Websites and online exhibits can reach many visitors, with a good chance of having a substantial impact. Time, geography, accessibility and cost constraints prevent many potential visitors from attending physical exhibitions; with online exhibits these limitations disappear. Anyone with Internet access can tap into an online exhibit, whenever and wherever it’s convenient. An online exhibit enables the visitor to have a personal experience, taking their time to browse the content and use interactive features. They aren’t harried by other visitors or docents, and don’t feel the need to “see it all” in one visit. Unlike a physical museum—which may charge admission or parking fees, has set hours of operation, and requires a special effort to visit—an online exhibit is free of charge and open 24/7, every day of the year. Since online exhibits are accessible from home or school, visitors have convenient, immediate, and repeated access.

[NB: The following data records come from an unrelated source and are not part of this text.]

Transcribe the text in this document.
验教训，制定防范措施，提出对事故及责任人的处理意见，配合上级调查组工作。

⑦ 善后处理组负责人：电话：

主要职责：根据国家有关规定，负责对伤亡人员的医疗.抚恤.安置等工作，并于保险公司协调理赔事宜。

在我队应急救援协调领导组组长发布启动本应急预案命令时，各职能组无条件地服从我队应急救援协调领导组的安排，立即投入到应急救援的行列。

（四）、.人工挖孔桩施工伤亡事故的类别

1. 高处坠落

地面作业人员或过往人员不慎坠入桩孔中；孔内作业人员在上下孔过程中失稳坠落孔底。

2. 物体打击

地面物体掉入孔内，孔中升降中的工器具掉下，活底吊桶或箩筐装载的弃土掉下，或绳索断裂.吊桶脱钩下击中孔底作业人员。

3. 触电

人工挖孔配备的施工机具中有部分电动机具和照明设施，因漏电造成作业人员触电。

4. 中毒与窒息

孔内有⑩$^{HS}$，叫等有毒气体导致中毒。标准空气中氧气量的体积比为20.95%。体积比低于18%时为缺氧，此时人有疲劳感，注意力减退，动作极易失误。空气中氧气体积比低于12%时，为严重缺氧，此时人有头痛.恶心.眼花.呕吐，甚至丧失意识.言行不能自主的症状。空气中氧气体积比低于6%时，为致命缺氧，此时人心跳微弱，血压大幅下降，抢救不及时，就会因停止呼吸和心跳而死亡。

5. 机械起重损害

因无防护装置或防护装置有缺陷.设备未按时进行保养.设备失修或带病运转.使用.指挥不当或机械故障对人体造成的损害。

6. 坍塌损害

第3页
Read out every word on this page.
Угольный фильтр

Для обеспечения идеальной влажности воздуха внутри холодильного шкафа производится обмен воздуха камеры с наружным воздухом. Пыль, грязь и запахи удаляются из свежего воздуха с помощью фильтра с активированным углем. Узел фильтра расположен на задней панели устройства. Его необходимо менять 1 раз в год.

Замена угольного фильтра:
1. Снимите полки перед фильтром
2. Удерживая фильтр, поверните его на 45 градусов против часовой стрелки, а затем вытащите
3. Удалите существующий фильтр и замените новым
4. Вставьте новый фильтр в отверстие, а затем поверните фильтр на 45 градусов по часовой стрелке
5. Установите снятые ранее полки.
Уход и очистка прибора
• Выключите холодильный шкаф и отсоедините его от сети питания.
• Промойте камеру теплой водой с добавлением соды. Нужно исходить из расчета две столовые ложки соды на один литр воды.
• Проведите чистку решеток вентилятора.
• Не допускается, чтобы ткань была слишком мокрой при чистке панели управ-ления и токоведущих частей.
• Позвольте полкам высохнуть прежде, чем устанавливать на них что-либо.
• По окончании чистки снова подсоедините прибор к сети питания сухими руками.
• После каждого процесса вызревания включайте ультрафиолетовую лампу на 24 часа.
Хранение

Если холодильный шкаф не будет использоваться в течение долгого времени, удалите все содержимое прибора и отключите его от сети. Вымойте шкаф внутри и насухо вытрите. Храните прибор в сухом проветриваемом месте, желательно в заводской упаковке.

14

Online exhibits engage visitors from various walks of life and with multiple viewing objectives and styles. They can be highly engaging, with a mix of thought-provoking writing and multimedia. Like a physical museum, online exhibits present a perspective that’s a step back from headline-driven news and fast-paced television shows. Exodus’ online exhibits will be incorporated into the website, but the exhibits will stand apart in how the specific historical content is framed. Just as in a physical museum, the context provided by an exhibit’s curator is central to visitors’ online experiences. Without this context, the presentation is nothing more than a catalog of images and documents. In other words, it’s an archive, not an exhibit. It’s the process of curating and interpreting—in choosing which objects to show, in what order they’re presented, and by which other objects they’re surrounded—that will help the viewer learn something new, put the information in context, makes sense of it, based on what the viewer already knows and promote discovery. So, my role as the curator is crucial in achieving the exhibits narrative, since objects alone rarely tell the whole story.